Porcentagem representativa do que se ouvia no rádio nacional era uma domesticação do pós-punk, com gravatinhas coloridas e bandas com nomes como Bombom ou Absyntho. A rebeldia ganhava contornos infantilóides. Foi assim quase até metade da década, quando finalmente outros padrões vieram à tona – lembrando que o underground levava anos para ver a luz do sol, quando via.



Ainda assim, os anos 80 tiveram movimentação. O cenário pós-punk se multiplicou de tal forma que eram plausíveis tanto as guitarras cruas quanto as incursões eletrônicas. Mas o blá-blá-blá comercial sempre foi muito rápido – e esse revival tem destacado muito mais o joio do que o trigo.



É como no baile de formatura em que o cantor grita: “E vamos voltar aos anos 60”, seguido pelos riffs de “Twist and Shout” – como se a versão dos Beatles resumisse a década.

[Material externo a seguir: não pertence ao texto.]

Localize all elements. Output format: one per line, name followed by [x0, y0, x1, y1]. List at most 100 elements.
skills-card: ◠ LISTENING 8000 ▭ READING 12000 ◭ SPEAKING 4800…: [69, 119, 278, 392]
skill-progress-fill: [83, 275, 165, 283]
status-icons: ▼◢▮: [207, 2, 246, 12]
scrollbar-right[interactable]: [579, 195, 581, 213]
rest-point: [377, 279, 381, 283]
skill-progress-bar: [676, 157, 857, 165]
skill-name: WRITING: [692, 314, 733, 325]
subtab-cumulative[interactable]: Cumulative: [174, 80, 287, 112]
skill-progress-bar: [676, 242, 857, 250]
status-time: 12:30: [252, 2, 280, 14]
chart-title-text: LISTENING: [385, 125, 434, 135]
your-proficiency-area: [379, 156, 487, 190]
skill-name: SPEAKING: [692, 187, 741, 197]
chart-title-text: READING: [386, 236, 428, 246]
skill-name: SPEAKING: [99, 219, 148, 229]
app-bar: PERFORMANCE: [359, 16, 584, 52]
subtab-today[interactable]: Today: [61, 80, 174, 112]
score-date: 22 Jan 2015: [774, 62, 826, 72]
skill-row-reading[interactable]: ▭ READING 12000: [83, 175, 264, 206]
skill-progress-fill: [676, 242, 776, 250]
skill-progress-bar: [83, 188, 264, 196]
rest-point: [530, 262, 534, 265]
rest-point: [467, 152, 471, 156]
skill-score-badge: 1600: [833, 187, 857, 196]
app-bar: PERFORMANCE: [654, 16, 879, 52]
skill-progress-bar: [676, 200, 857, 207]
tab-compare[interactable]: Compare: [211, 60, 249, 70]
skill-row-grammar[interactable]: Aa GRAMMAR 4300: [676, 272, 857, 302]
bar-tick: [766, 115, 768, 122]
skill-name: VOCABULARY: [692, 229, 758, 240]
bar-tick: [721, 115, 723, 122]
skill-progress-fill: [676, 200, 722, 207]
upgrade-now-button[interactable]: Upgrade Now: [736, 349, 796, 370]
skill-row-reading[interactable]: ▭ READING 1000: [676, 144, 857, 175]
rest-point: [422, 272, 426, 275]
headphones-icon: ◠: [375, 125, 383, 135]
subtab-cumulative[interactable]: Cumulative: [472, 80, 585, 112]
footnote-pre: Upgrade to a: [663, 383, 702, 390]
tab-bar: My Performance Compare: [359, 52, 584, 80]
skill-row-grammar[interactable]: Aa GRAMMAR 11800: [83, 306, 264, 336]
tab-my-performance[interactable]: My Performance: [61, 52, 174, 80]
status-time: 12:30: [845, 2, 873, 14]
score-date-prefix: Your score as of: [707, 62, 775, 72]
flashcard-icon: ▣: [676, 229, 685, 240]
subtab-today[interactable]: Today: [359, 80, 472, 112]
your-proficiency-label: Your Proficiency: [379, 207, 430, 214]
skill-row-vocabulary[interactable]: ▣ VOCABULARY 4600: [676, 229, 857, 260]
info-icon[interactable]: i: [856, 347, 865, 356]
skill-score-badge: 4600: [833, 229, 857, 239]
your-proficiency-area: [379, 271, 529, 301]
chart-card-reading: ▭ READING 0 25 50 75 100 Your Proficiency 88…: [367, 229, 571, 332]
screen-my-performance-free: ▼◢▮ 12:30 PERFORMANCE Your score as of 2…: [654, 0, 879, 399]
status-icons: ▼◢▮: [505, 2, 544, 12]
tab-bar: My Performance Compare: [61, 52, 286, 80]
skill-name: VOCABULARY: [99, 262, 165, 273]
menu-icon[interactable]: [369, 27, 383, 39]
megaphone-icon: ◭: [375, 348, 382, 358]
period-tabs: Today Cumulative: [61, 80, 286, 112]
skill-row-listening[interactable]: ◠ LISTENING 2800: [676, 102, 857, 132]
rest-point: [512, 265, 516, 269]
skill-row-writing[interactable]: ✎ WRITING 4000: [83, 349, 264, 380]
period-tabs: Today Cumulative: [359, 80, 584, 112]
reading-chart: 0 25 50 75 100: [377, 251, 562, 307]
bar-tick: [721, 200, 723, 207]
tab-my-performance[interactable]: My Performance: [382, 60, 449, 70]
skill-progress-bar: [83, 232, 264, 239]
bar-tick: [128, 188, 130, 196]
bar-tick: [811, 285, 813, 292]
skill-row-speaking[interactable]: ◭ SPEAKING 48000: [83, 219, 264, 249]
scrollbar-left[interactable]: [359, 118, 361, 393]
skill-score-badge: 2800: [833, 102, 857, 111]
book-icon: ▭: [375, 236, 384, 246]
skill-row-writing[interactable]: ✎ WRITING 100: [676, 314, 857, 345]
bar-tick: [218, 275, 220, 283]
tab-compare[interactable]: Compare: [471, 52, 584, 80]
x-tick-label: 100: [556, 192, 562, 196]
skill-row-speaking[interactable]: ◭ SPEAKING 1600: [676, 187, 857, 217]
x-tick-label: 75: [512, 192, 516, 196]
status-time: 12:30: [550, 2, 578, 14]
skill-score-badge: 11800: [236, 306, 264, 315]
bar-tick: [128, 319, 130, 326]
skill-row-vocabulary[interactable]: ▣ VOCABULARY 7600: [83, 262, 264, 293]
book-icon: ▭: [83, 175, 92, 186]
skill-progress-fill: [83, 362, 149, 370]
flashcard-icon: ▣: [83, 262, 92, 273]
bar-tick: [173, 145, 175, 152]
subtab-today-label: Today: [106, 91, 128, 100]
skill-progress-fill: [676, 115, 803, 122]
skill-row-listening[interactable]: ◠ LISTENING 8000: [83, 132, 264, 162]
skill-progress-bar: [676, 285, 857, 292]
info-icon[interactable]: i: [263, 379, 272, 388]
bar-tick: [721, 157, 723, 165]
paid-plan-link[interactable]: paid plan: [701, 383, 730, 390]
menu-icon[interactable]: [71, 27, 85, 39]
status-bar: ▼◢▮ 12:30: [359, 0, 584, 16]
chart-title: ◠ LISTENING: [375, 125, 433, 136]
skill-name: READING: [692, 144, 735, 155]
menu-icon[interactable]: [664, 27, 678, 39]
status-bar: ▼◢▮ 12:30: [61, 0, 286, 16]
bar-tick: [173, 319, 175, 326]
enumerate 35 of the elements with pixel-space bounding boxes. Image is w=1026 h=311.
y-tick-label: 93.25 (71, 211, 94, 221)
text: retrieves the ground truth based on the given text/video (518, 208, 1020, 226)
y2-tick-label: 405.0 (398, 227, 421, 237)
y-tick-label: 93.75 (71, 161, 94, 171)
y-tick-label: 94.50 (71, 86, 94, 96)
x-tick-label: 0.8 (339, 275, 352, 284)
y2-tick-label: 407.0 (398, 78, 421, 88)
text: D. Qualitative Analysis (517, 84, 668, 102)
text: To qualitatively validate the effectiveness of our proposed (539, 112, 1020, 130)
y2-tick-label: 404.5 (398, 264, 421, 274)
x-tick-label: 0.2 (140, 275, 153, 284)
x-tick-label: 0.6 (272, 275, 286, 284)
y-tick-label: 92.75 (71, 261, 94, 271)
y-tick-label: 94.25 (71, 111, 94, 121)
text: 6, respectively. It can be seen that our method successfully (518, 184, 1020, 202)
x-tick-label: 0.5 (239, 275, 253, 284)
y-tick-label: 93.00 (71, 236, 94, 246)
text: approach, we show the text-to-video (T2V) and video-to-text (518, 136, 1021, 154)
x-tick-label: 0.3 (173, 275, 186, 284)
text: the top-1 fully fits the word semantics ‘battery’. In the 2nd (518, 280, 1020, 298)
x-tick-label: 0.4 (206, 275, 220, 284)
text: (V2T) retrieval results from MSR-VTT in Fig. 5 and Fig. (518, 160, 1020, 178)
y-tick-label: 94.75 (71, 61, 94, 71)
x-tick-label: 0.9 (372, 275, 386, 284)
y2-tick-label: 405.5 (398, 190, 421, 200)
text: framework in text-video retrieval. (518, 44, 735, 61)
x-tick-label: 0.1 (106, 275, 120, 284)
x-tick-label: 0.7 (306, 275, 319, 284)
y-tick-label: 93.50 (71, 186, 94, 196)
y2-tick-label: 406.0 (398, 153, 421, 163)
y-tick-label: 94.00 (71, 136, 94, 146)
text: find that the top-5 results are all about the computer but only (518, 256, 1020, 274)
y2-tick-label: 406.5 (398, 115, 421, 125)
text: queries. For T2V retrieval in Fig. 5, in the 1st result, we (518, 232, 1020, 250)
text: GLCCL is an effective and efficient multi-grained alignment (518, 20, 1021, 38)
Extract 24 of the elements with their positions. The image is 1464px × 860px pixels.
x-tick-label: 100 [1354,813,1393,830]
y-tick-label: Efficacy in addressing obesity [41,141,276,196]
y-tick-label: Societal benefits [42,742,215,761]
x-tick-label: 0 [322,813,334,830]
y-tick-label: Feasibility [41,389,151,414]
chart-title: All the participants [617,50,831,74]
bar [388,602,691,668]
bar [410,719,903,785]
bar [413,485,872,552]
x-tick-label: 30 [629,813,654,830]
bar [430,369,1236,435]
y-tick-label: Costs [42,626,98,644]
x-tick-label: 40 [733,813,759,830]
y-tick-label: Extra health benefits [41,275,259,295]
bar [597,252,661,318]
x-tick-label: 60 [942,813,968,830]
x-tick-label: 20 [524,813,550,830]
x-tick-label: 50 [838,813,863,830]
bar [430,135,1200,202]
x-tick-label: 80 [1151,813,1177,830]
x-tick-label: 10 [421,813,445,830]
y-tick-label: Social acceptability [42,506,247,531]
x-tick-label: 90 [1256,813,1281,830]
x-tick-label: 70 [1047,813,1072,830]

Enfim, valeu relembrar algumas coisas – o revival empacou nas futilidades –, mas já está de bom tamanho. Muita gente não foi hippie nos anos 60, nem todo mundo combateu a ditadura nos anos 70. E uma grande parte dos jovens oitentistas abominavam cabelos azuis e maquiagens de mau gosto. Os anos 90 vêm aí como recordação da vez. E com o risco de serem resumidos em pagode, sertanejo e grunge.



Publicado em 05 de julho de 2005 às 15:46 por Preto

Vizinho



Espio o vizinho. Lá está ele, torrando café. Da rua não se percebe, nem se compreende, o paraíso que a fachada de madeira esconde. Ah, mas daqui de cima contemplo as mãos anciãs abrindo a terra e parindo alimento. A maior das revoluções culturais foi o plantio. Dela veio a civilização.



E meu vizinho planta de tudo em seu terreno estreito, oásis cercado de prédios soturnos e ainda assim – quem explica? – recebe sol diário, da manhã até à noite. Sem sol não há fertilidade.



Os pessimistas veriam um simples quintal. Qual o quê! Do pé de manga farto pendem gordas frutas, o pé de café é gigantesco. Ainda há espaço para plantas ornamentais, cachorros, barracões, oficinas. Cabe, com folga, uma vida de simplicidade.



Acocorado no chão, espalha o café colhido para secar. O cão, já velho, lamenta ao lado tentando atenção. Mas o vizinho está concentrado. Anda para lá e para cá, ajeita daqui e dali, cuida, cultiva, desenvolve, multiplica a vida em seu limitado reino, onde encarna o deus sábio, o dono dos desígnios.



Às vezes encontro o vizinho na rua, cordial, passeando com os cães. Aí ele pára ao pé de uma árvore, olha para uma planta que ninguém nunca viu, apenas ele conhece tais qualidades.



Meu vizinho não é doutor, não é político, não parece importante, não disfarça, não omite, não mente, não julga. Apenas vai, com paciência budista, melhorando o redor.